Stock market investors can cheer since companies will be able to utilise more funds for share buyback offers now. Listed companies use buybacks as a means to improve value for shareholders.

On Tuesday, market regulator SEBI said it would allow listed companies to utilise 75 per cent of their surplus funds for share buybacks instead of 50 per cent earlier. This would simply mean that the acceptance ratio in the buyback offers will rise. Each year, companies announce thousands of crore worth of buyback offers.

SEBI has said that these buybacks would be slowly phased out from the secondary market exchange platforms and conducted on a separate window. This is to ensure transparency in the tender process.

“We feel the tender route is more equitable and other ways are vulnerable to favouritism,” said Madhabi Puri Buch, Chairperson, SEBI.

SEBI said it would also cut the time for share buyback to 66 days from the present 90-day period.

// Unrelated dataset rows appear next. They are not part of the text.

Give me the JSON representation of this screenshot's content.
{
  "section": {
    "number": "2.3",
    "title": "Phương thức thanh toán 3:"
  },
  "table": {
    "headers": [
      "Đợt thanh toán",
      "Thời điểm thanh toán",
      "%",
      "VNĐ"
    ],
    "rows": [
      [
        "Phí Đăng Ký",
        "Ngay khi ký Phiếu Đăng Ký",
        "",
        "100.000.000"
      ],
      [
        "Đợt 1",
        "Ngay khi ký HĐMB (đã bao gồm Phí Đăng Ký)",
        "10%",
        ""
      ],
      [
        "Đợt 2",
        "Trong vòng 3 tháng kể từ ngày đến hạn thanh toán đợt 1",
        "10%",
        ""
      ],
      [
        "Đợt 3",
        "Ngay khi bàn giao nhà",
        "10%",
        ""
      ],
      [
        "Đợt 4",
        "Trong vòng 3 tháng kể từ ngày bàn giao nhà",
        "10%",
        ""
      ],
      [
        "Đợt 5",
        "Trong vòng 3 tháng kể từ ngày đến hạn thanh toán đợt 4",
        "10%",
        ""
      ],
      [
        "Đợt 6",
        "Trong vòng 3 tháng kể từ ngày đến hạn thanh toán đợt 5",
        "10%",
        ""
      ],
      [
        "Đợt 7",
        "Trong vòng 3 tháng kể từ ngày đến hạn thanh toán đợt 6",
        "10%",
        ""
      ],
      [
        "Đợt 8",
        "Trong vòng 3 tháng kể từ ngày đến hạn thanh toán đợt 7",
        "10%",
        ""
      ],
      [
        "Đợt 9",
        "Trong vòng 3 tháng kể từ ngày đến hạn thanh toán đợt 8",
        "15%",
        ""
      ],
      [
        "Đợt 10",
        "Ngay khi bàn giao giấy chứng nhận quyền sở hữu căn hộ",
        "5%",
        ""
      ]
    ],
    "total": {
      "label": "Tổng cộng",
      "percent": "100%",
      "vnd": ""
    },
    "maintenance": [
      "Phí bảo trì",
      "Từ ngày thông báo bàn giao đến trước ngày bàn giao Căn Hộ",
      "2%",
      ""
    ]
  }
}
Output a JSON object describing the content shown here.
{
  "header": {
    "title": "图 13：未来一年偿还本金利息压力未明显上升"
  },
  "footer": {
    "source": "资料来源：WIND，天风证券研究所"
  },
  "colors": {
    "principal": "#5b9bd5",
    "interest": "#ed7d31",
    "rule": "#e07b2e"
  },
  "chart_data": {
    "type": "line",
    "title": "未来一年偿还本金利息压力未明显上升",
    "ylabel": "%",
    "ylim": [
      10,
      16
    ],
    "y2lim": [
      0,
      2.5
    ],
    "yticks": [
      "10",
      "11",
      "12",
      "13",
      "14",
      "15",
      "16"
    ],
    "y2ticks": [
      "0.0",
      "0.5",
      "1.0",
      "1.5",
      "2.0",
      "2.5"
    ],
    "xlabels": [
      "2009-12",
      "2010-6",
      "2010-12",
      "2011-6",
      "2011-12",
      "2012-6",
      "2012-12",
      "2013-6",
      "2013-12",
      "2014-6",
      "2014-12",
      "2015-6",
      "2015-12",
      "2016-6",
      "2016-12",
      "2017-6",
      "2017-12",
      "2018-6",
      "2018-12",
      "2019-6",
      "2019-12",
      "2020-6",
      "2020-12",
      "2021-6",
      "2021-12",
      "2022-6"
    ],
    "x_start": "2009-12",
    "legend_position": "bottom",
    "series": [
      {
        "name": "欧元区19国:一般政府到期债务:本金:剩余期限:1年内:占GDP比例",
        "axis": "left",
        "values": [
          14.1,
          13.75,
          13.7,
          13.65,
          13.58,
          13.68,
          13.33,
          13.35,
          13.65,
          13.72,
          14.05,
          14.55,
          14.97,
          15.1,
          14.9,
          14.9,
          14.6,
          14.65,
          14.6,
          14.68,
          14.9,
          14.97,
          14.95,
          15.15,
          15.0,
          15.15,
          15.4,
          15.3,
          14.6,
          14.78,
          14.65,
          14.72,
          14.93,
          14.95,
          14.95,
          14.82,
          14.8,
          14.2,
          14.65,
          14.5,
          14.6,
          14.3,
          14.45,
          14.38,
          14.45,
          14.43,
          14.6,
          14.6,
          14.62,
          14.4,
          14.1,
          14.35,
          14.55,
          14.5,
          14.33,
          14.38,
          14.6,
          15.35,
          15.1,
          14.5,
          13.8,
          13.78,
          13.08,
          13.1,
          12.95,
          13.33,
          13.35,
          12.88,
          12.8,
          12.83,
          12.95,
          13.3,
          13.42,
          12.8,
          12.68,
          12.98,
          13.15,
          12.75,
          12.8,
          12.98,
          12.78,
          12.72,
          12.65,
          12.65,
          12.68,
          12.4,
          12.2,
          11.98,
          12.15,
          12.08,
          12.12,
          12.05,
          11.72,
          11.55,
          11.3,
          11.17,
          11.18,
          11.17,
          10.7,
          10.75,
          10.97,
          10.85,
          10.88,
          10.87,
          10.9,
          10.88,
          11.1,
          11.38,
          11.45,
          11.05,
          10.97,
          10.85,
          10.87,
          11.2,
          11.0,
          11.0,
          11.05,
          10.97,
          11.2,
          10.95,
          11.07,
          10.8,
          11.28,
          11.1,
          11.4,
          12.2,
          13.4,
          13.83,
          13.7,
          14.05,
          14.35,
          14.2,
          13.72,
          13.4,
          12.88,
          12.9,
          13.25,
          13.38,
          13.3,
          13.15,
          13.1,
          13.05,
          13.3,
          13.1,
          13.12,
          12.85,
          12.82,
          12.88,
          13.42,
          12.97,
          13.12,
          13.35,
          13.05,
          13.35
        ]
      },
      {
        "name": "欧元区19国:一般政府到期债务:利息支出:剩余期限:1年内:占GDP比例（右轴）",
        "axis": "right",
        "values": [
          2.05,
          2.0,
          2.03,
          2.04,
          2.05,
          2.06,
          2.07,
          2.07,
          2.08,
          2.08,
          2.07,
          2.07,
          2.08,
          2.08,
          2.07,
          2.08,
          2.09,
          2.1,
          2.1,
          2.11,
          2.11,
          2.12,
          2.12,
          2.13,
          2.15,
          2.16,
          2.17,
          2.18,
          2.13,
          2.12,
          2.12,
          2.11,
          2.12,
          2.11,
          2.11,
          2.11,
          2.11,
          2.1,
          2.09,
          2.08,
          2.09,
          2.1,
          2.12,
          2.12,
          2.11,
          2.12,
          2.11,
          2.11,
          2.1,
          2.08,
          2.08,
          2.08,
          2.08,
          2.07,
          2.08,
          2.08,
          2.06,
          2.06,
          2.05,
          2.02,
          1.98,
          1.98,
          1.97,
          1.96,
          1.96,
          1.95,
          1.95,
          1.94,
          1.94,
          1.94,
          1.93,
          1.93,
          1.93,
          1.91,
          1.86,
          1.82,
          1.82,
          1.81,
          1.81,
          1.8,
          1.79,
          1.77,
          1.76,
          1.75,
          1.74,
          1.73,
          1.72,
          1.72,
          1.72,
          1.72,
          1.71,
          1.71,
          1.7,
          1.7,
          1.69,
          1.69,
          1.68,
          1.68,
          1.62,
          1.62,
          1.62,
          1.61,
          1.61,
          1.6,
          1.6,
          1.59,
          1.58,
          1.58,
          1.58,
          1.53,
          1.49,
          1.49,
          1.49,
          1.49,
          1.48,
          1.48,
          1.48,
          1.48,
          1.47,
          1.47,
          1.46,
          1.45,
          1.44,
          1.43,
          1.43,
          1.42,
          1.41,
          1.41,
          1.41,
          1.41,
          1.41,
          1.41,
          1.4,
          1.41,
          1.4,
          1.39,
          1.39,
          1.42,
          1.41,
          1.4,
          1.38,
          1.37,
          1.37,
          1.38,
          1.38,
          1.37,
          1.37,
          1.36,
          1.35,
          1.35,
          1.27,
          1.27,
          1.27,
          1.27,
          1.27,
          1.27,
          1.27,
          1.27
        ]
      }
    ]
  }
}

In the tender route, shares will be brought back by companies at premium to the market price and since the acceptance ratio too would be high it would benefit retail investors.

Trading hours

Buch also said that SEBI had no restrictions on the extension of market trading hours. On Monday, National Stock Exchange chief Ashish Chauhan had proposed longer hours for India’s stock market to counter Singapore, which holds the dominance in Nifty futures trading.

In another major announcement SEBI said that market infrastructure institutions (MII), like stock exchanges, should create separate business development and risk management verticals. The move comes nearly seven years after the NSE first got embroiled in controversy due to lapse of corporate governance at the exchange and the co-location trading scandal that led to the arrest of former exchange MD Chitra Ramkrishna. 

Three verticals

The three different verticals of the MIIs will include critical operations like trading, second regulatory, compliance and risk management and the third being other functions. The first two will see higher resource allocation, SEBI said. Further, the MIIs will have to disclose minutes of board meetings regarding regulatory, compliance and risk management on their website.

“Three verticals, with arm’s length can curb the conflict of interest that could have arisen earlier between the functioning of officials. Exchanges can have separate key management persons with no overlapping roles for each of the verticals,” said JN Gupta, former ED of SEBI, who was part of a committee who recommended these rules.